The Rhayader MC organised a free display of veteran and vintage vehicles at this year’s Royal Welsh Show, as it has now done for 17 successive years. The vehicles in the illuminated marquee ranged from the 1898 Rochet tricycle and very delapidated Quadricycle of the same date and unknown make, both owned by Johnnie Thomas, to two 1938 Austins, one a very smart two-owner Cambridge Ten saloon that had run less than 40,000 miles, the other David Filsell’s Ruby Seven saloon that had one lady owner up to 1973 and has not required either restoration or overhaul. Morris enthusiast A Broughton brought his 1928 taxi, its radiator badge inscribed “Morris Commercial Taxicab International”. It saw service in London up to 1938, was used later as a hay-sweep, and restored about five years ago and has rear-brakes only, a bulb horn and open-fronted cab which Scotland Yard insisted on. A nice touch was a much-labelled suitcase by the driver, as was a gas-mask in its case in front of a war-time Royal-Enfield motorcycle. One of the best turned out cars present was Dr Sayce’s 1933 Austin 12/4 and other Austin exhibits were Seymour Price’s SU-carburetted 1929 Chummy 7, David Spooner’s 1933 Opal 7 and GT Middleton’s blue fabric-bodied 1928 12/4 saloon.
John Carter had his familiar enormous 1908 Rothschild-bodied Fiat, Peter Davis a 1907 20/28 hp Darracq 2-seater that sounded as if it has a metal-to-metal clutch and the drip-feed lubricator of which carries the name “Darracq-Suresnes”, and BJ Williams had his interesting 1908 Clyde out again for the first time since 1976, its three-cylinder engine mounted transversely, and the transmission involving the longest chain imaginable, and had brought his 1913 Morris-Oxford on a trailer. Ken Fazakerley of the VMCC showed his 1915 Sunbeam, which has 1926 mods, but a wicker sidecar. So the Show Ring resounded to exhausts as well as hooves and moos, Thomas’ son riding fastest, on the Rochet tricycle.

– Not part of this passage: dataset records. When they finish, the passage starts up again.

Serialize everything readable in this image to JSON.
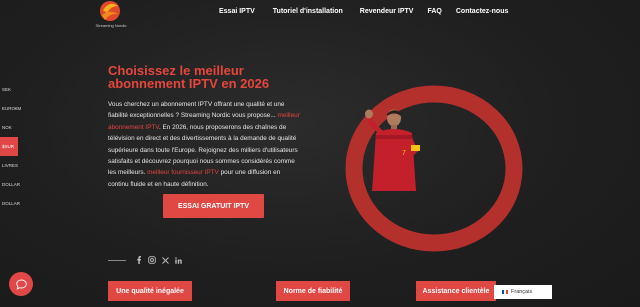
{
  "logo": {
    "text": "Streaming Nordic"
  },
  "nav": {
    "items": [
      "Essai IPTV",
      "Tutoriel d'installation",
      "Revendeur IPTV",
      "FAQ",
      "Contactez-nous"
    ]
  },
  "currency": {
    "items": [
      "SEK",
      "EURO€M",
      "NOK",
      "$SUR",
      "LIVRES",
      "DOLLAR",
      "DOLLAR"
    ],
    "active_index": 3
  },
  "hero": {
    "title": "Choisissez le meilleur abonnement IPTV en 2026",
    "p1": "Vous cherchez un abonnement IPTV offrant une qualité et une fiabilité exceptionnelles ? Streaming Nordic vous propose...",
    "p1_link": "meilleur abonnement IPTV",
    "p2": ". En 2026, nous proposerons des chaînes de télévision en direct et des divertissements à la demande de qualité supérieure dans toute l'Europe. Rejoignez des milliers d'utilisateurs satisfaits et découvrez pourquoi nous sommes considérés comme les meilleurs.",
    "p2_link": "meilleur fournisseur IPTV",
    "p3": " pour une diffusion en continu fluide et en haute définition.",
    "cta": "ESSAI GRATUIT IPTV"
  },
  "social": {
    "icons": [
      "facebook-icon",
      "instagram-icon",
      "x-icon",
      "linkedin-icon"
    ]
  },
  "features": [
    "Une qualité inégalée",
    "Norme de fiabilité",
    "Assistance clientèle"
  ],
  "language": {
    "label": "Français"
  },
  "colors": {
    "accent": "#e04843",
    "background": "#1f1f1f"
  }
}
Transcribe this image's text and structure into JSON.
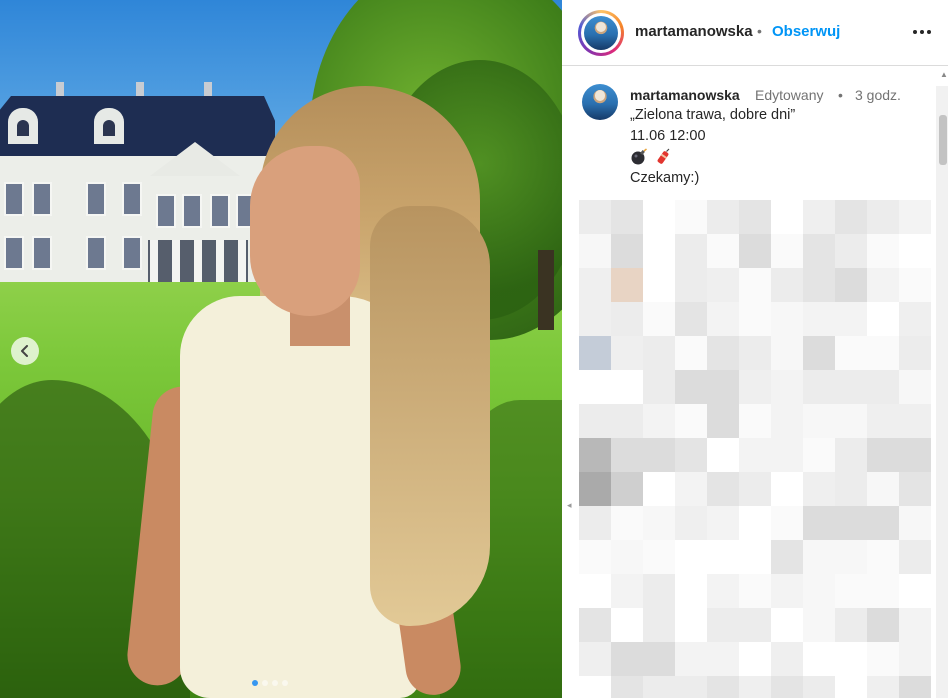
{
  "post": {
    "author": "martamanowska",
    "separator": "•",
    "follow_label": "Obserwuj",
    "edited_label": "Edytowany",
    "time_separator": "•",
    "time_ago": "3 godz.",
    "caption_lines": [
      "„Zielona trawa, dobre dni”",
      "11.06 12:00",
      "Czekamy:)"
    ]
  },
  "carousel": {
    "slide_count": 4,
    "active_index": 0
  },
  "icons": {
    "prev": "chevron-left-icon",
    "more": "more-horizontal-icon",
    "emoji_1": "bomb-emoji-icon",
    "emoji_2": "firecracker-emoji-icon"
  },
  "colors": {
    "follow_blue": "#0095f6",
    "username": "#262626",
    "muted": "#737373",
    "border": "#dbdbdb"
  }
}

It was at the Welsh Show that we heard that another vintage Beardmore taxi was broken up not long ago in the Tenby area, that the aforesaid owner of the Morris taxi wants an Empire Morris back-axle if such can be found, that almost all the parts of a flat-radiator Morris-Oxford two-scaler were gradually found by a former owner, so that restoration by a new owner is proceeding, and we saw Reg Worthing drive off in the very fine 1915 ex-Tom Norton Model-T Ford tourer which he found in Newcastle Emlyn where it had been laid up for more than 50 year’s, and rebuilt last winter. And the run home in the 1924 Calthorpe proved to me that it is actually faster on the uphill parts of the A470 than the two local refuse-trucks that preceded it! -WB.